I gave Mrs. Tucker’s hands a squeeze before rising. The sooner I got the file studied, the sooner I could arrange the Greet with the Target and the sooner I could stick it to that asshole. Mrs. Tucker focused while I gave her the standard Meet lecture and when I gave her the phone, her eyes went a little glassy. “You know what the ironic thing about this whole thing is? If I could do it all again, knowing what kind of a man Rob would become, that wouldn’t stop me from marrying him. I’d do it all over again.”
My forehead creased. “Why’s that?”
She stopped twirling the ring on her left hand and lifted her right. She wore another ring on her right ring finger. One with two different gemstones. Mrs. Tucker smiled at it. “Because I got my two angels from that devil of a man. Because I might have had to endure twenty years with him, but I get to spend the rest of my life with them.” She polished her thumb over the ring before setting her hand back in her lap. “They were worth it.”
I smiled conventionally and waved as I left Mrs. Tucker. The thing that stuck with me most about our conversation was that I didn’t doubt what she’d said. She would go through another twenty years at the mercy of a pair of fists in exchange for her children. When I slid into the car, I was hit with a wave of depression that my whole life, I’d only loved one person like Mrs. Tucker loved her children.
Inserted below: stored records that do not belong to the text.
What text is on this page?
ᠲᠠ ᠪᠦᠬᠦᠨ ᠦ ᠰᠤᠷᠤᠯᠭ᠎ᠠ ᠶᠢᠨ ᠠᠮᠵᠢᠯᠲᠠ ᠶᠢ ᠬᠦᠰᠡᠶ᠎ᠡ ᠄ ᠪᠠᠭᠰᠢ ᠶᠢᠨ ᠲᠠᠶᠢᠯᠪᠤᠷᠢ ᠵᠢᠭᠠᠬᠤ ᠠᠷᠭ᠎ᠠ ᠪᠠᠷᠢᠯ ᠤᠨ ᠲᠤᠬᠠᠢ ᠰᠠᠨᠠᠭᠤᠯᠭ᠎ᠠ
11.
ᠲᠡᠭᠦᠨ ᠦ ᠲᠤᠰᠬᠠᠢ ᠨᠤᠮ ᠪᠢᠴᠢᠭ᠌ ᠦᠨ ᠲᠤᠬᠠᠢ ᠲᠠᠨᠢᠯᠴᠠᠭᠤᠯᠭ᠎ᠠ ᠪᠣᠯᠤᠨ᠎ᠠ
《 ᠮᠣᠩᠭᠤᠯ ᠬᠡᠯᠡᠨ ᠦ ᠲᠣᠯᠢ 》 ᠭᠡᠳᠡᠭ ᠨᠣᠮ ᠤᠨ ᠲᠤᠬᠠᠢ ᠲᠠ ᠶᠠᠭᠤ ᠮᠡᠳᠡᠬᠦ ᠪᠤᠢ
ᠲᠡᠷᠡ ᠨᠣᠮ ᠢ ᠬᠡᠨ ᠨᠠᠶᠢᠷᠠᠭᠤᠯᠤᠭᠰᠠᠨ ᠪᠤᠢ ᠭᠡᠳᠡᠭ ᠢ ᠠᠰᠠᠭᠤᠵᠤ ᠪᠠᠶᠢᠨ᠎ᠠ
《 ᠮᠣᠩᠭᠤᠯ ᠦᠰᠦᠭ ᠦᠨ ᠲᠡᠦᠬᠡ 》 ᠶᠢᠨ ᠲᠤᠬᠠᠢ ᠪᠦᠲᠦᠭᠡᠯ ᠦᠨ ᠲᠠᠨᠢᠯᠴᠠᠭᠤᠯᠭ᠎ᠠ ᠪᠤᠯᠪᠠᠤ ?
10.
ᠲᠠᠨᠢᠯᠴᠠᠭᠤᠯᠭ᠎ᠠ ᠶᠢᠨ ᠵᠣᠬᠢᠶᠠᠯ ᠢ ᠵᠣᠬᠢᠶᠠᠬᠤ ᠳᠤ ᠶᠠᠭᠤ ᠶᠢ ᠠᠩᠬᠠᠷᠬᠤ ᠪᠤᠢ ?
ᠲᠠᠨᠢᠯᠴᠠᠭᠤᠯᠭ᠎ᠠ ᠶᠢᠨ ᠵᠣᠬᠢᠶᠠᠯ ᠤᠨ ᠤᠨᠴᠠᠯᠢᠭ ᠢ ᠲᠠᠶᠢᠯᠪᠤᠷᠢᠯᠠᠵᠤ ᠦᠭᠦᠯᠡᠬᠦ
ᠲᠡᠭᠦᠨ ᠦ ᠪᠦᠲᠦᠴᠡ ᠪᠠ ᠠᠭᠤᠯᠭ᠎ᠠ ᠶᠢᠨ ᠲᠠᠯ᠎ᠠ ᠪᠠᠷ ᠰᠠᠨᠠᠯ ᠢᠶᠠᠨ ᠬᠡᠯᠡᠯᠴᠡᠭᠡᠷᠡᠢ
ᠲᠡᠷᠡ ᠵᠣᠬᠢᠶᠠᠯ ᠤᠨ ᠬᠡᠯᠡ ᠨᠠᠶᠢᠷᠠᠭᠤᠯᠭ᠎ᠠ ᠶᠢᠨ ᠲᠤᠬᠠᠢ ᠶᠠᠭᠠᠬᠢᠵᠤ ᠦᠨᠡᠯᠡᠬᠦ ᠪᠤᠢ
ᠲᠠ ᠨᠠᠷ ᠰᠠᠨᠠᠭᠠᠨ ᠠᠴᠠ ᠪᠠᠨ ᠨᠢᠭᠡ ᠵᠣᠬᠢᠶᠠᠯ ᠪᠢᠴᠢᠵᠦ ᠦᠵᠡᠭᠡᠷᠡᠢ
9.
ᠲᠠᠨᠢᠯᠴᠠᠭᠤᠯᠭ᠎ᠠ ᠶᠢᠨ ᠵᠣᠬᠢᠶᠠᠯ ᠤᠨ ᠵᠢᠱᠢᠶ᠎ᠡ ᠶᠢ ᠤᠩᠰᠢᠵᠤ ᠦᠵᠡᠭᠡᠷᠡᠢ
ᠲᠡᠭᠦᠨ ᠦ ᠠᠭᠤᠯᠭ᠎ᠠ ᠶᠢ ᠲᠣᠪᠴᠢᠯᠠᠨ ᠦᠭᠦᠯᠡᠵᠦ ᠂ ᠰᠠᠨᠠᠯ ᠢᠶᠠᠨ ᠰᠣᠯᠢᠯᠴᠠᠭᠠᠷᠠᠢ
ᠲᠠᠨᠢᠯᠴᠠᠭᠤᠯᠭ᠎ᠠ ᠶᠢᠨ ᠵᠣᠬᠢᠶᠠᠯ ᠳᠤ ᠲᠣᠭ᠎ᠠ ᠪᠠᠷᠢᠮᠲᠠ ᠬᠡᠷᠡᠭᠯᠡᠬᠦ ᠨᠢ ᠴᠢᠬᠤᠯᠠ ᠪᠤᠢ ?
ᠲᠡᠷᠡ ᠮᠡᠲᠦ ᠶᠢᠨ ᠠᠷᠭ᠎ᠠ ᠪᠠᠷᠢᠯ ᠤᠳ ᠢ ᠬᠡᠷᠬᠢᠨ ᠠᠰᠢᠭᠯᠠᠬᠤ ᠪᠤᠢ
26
There’d been a single soul I’d walk through hell for.
He was the same person who was responsible for dropping me in hell and leaving me there. The person I was seeking my own revenge on.
Love is positively fucked up.
MR. TUCKER’S FILE WAS probably the least surprising one I’d ever gone through. Since I already knew he beat his wife, the rest was easy to fill in. I know that stereotypes were generally frowned upon, but in my business, stereotypes were less about labeling and more about math. To an Eve, stereotypes were a rudimentary form of probability and statistics.
I could study a Target’s file until my fingers were numb, but no amount of paperwork could prepare me for every situation that might arise with the Target. So I read the file, took what I learned, and applied the stereotypes I’d picked up along the way to improvise my way through an Errand. Yes, I planned. Sure, I manipulated. But I improvised just as much, if not more.
Rob Tucker owned a string of car dealerships throughout Florida. His commercial and billboard advertising included him in every shot, with his blinding white smile, too-bronze tan, and bloated ego. Looks-wise, he was attractive for a man in his fifties, but he was aware of it . . . although he was probably inflating his looks by double. Mr. Tucker probably couldn’t pass a mirror without stopping and smiling at himself before making a douchy pistol shot.